I Sat Next to a Man Who Purchases Sex—This Is What I Learned

“Where there is demand, people will find supply. So how do we stop the demand?”

“Do you know where to go next?”

I was staring at an arrival board in Tokyo when she approached me. Fresh off a 12-hour flight with greasy hair and fuzzy teeth, I stared at the transfer board. It looked like the next flight to Manila was departing from terminal two. And I knew before she said anything that this was where she was headed, too.

Her name is May, and she is your classic Filipino woman, warm and kind, with a smile that can light up any room. She has a way of making you feel at home even if you are in the middle of Tokyo at an unfamiliar airport.

We were fast friends and took turns watching each other’s bags while we took trips to the restroom. She had lived in Orlando for the last 18 years with her husband, a former marine. She had a 24-year-old son, and this was her first time heading back to her homeland in nine years.
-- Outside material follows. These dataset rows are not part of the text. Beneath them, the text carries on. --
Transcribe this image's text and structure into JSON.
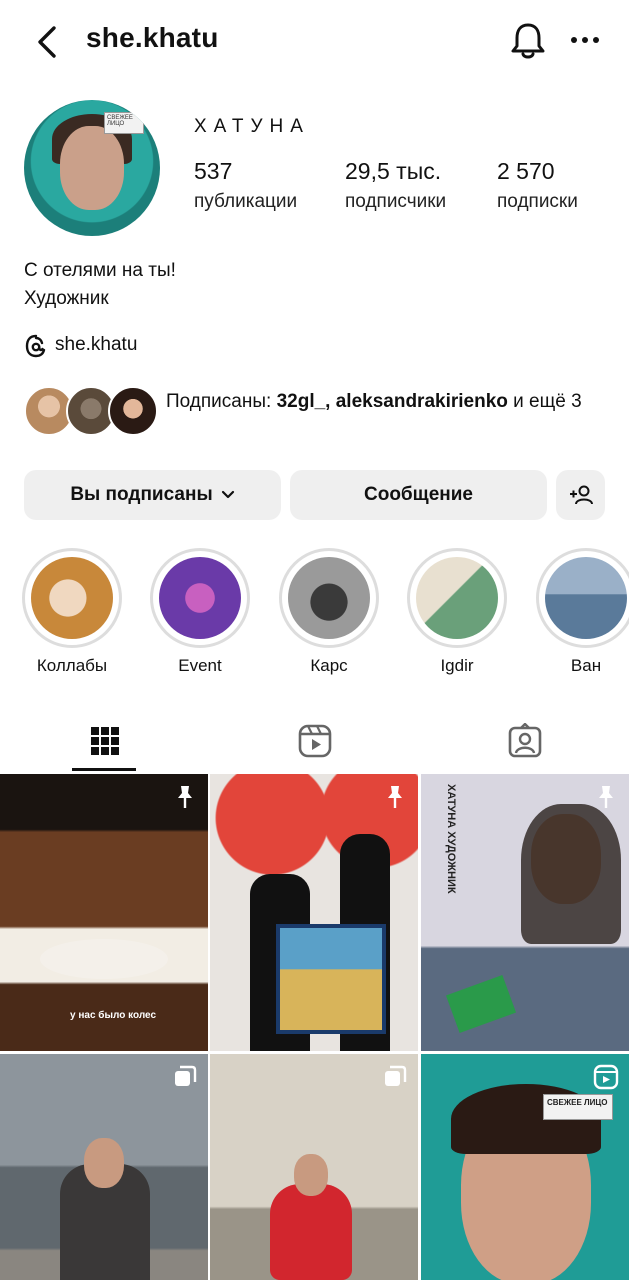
{
  "header": {
    "username": "she.khatu"
  },
  "profile": {
    "full_name": "ХАТУНА",
    "stats": [
      {
        "value": "537",
        "label": "публикации"
      },
      {
        "value": "29,5 тыс.",
        "label": "подписчики"
      },
      {
        "value": "2 570",
        "label": "подписки"
      }
    ],
    "avatar_tag": "СВЕЖЕЕ ЛИЦО",
    "bio": [
      "С отелями на ты!",
      "Художник"
    ],
    "threads_handle": "she.khatu"
  },
  "followed_by": {
    "prefix": "Подписаны: ",
    "names": "32gl_, aleksandrakirienko",
    "suffix": " и ещё 3"
  },
  "actions": {
    "following_label": "Вы подписаны",
    "message_label": "Сообщение"
  },
  "highlights": [
    {
      "label": "Коллабы",
      "color": "#c8883a"
    },
    {
      "label": "Event",
      "color": "#6a3aa8"
    },
    {
      "label": "Карс",
      "color": "#7a7a7a"
    },
    {
      "label": "Igdir",
      "color": "#6aa07a"
    },
    {
      "label": "Ван",
      "color": "#5a7a9a"
    }
  ],
  "grid": [
    {
      "caption": "у нас было колес",
      "color": "#6a3d22"
    },
    {
      "caption": "",
      "color": "#e8e4e0"
    },
    {
      "caption": "ХАТУНА ХУДОЖНИК",
      "color": "#d8d6e0"
    },
    {
      "caption": "",
      "color": "#7d8790"
    },
    {
      "caption": "",
      "color": "#c9c2b4"
    },
    {
      "caption": "СВЕЖЕЕ ЛИЦО",
      "color": "#1f9c96"
    }
  ],
  "colors": {
    "accent": "#111111",
    "button_bg": "#efefef"
  }
}
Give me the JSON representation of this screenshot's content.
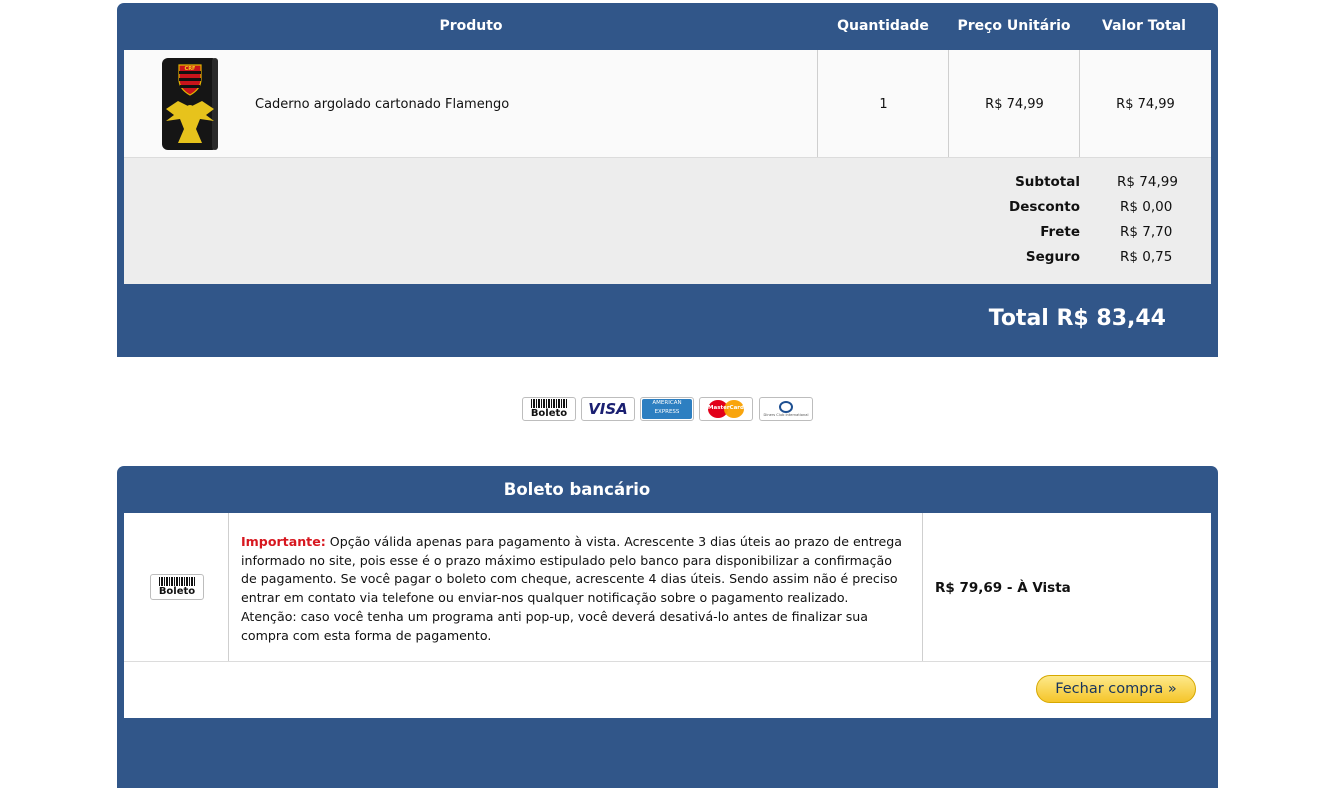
{
  "cart": {
    "headers": {
      "product": "Produto",
      "quantity": "Quantidade",
      "unit_price": "Preço Unitário",
      "total_value": "Valor Total"
    },
    "item": {
      "name": "Caderno argolado cartonado Flamengo",
      "quantity": "1",
      "unit_price": "R$ 74,99",
      "total_value": "R$ 74,99"
    },
    "summary": [
      {
        "label": "Subtotal",
        "value": "R$ 74,99"
      },
      {
        "label": "Desconto",
        "value": "R$ 0,00"
      },
      {
        "label": "Frete",
        "value": "R$ 7,70"
      },
      {
        "label": "Seguro",
        "value": "R$ 0,75"
      }
    ],
    "grand_total": "Total R$ 83,44"
  },
  "payment_methods": [
    {
      "label": "Boleto",
      "icon": "boleto-icon"
    },
    {
      "label": "VISA",
      "icon": "visa-icon"
    },
    {
      "label": "AMERICAN EXPRESS",
      "icon": "amex-icon"
    },
    {
      "label": "MasterCard",
      "icon": "mastercard-icon"
    },
    {
      "label": "Diners Club International",
      "icon": "diners-icon"
    }
  ],
  "boleto": {
    "title": "Boleto bancário",
    "icon_label": "Boleto",
    "important_label": "Importante:",
    "description": " Opção válida apenas para pagamento à vista. Acrescente 3 dias úteis ao prazo de entrega informado no site, pois esse é o prazo máximo estipulado pelo banco para disponibilizar a confirmação de pagamento. Se você pagar o boleto com cheque, acrescente 4 dias úteis. Sendo assim não é preciso entrar em contato via telefone ou enviar-nos qualquer notificação sobre o pagamento realizado. Atenção: caso você tenha um programa anti pop-up, você deverá desativá-lo antes de finalizar sua compra com esta forma de pagamento.",
    "price": "R$ 79,69 - À Vista",
    "button_label": "Fechar compra »"
  },
  "colors": {
    "panel": "#315689",
    "important": "#d7171f",
    "button": "#f5c52a"
  }
}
She asked me why I was traveling alone, and I told her I was there to visit friends and volunteer with an anti-trafficking organization called Wipe Every Tear. I explained that the organization took women out of the bars and put them through college. She smiled and said she understood, but it felt like there was more she wanted to say.

I had a feeling that working in the bars is where she met her husband and had her son, that she was one of the few who married a client and moved to America.

Before we could talk about too much else, a man of about 70 was pulled up in a wheel chair, he stood up and hobbled to a seat right next to ours. He was overweight with white stringy hair that was falling out of its comb-over, and his breathing sounded a little labored as he immediately started to engage my friend in conversation. I sat next to her answering a few work emails, and I couldn’t help but overhear the conversation.

He had a girl, as he called her, in Angeles City. For those of you who don’t know, Angeles City is the place most westerners go to purchase sex. There are bars upon bars there, with dozens and dozens of women staffing each one. Some of them are underage, all of them are there because of poverty and because they lacked another choice. Some were conned by family, others had nowhere else to turn to provide for their children, and still others are merely looking to survive.

I know Angeles City to be a dark place, where women are seen as objects to be bought and sold. In one of the bars, women are dressed in thongs and bikinis, dozens of them crammed onto a platform with numbers on their thongs so that foreigners can clearly choose the one they want.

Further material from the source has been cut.